Accordingly, the motions for a protective order will be denied. Dr. Guinn and Dr. Pass will be ordered to promptly respond to the Plaintiffs’ subpoenas. The parties should follow the procedures set forth in the court’s standing protective order for any document deemed to be confidential.

An order consistent with this memorandum opinion will be entered.

ORDER

AND NOW this 30th day of September, 1998, for the reasons stated in the accompanying memorandum opinion, IT IS HEREBY ORDERED that Vojtas’s Motions for Protective Order Relating to Psychotherapy *182Records (Doc. Nos. 32 and 47) are both DENIED.

. Vojtas states that the Plaintiffs have also subpoenaed records in the possession of P.S.P. Human Resource Development, Dr. Guinn’s records custodian and employer. Vojtas also objects to the production of these records.

. The Court quotes the lower court as stating that the defendant police officer "and all those placed in her most unfortunate circumstances, are entitled to be protected in their desire to seek counseling after mortally wounding another human being in the line of duty.” Jaffee, 518 U.S. 1, 116 S.Ct. at 1927 n. 5 (emphasis added).
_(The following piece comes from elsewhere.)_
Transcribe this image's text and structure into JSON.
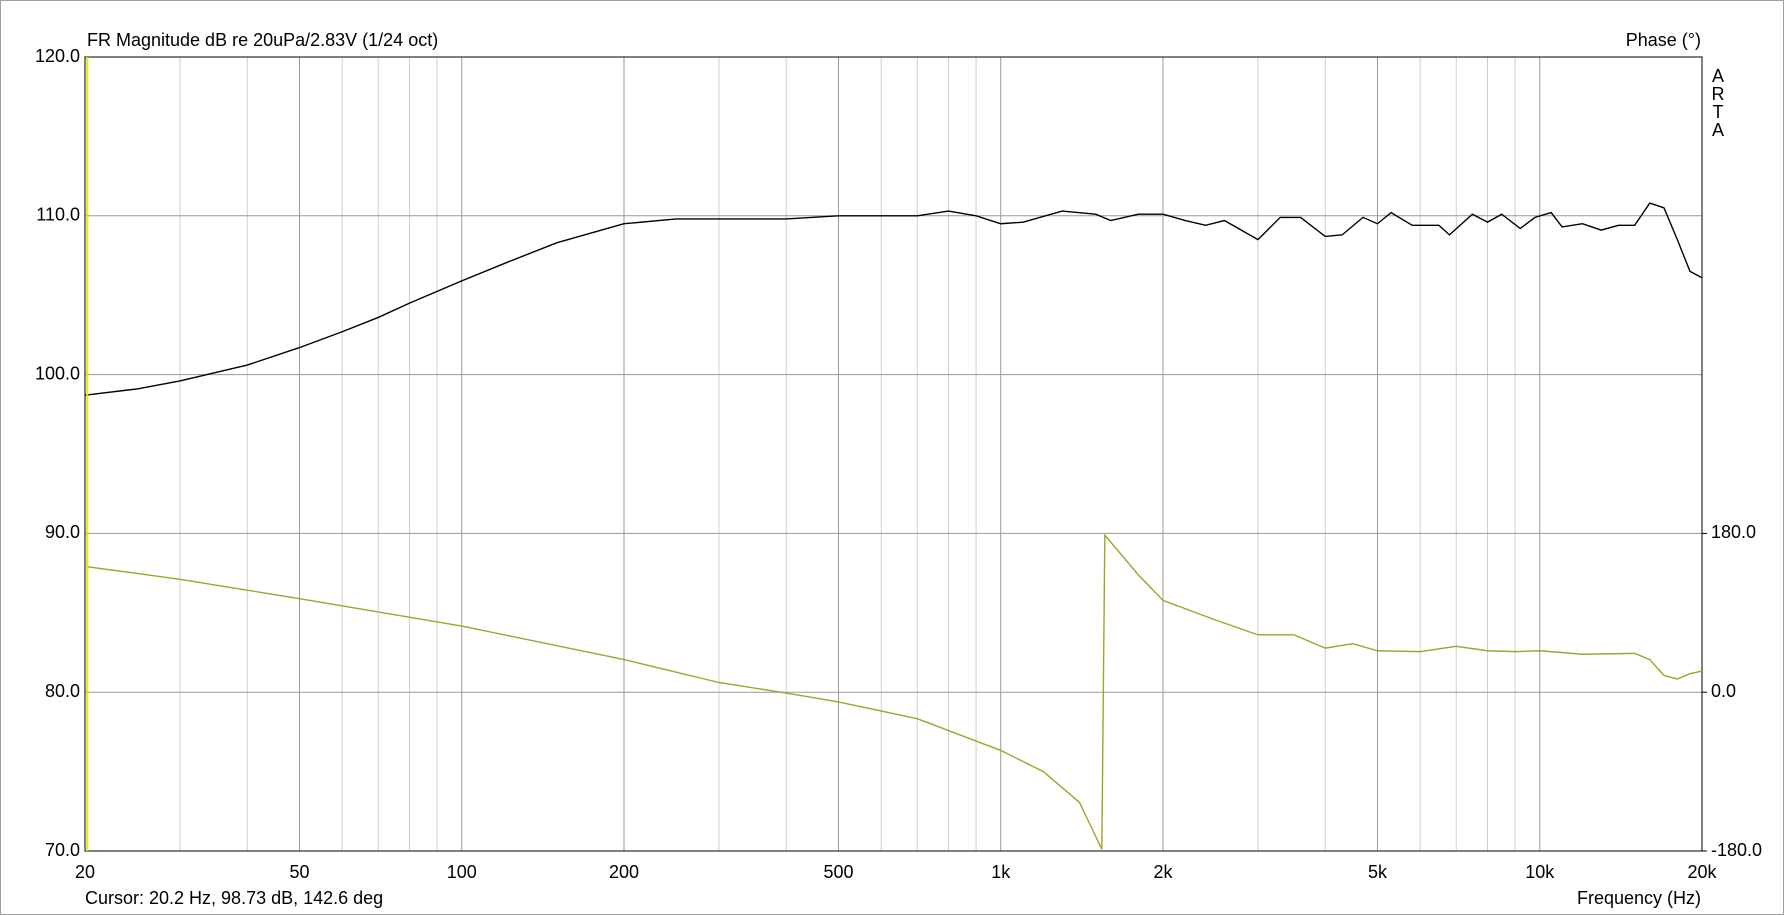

. We note that in Jaffee the Supreme Court considered the individual states' recognition of a psychotherapist-patient privilege in its analysis. The Court stated the following:

We have previously observed that the policy decisions of the States bear on the question whether federal courts should recognize a new privilege or amend the coverage of an existing one. Because state legislatures are fully aware of the need to protect the integrity of the factfinding functions of their courts, the existence of a consensus among the States indicates that "reason and experience" support the recognition of the privilege. In addition, given the importance of the patient's understanding that her communications with her therapists will not be publicly disclosed, any State's promise of confidentiality would have little value if the patient were aware that the privilege would not be honored in federal court. Denial of the federal privilege therefore would frustrate the purposes of the state legislation that was enacted to foster these confidential communications.

Jaffee, 518 U.S. 1, 116 S.Ct. at 1929-30.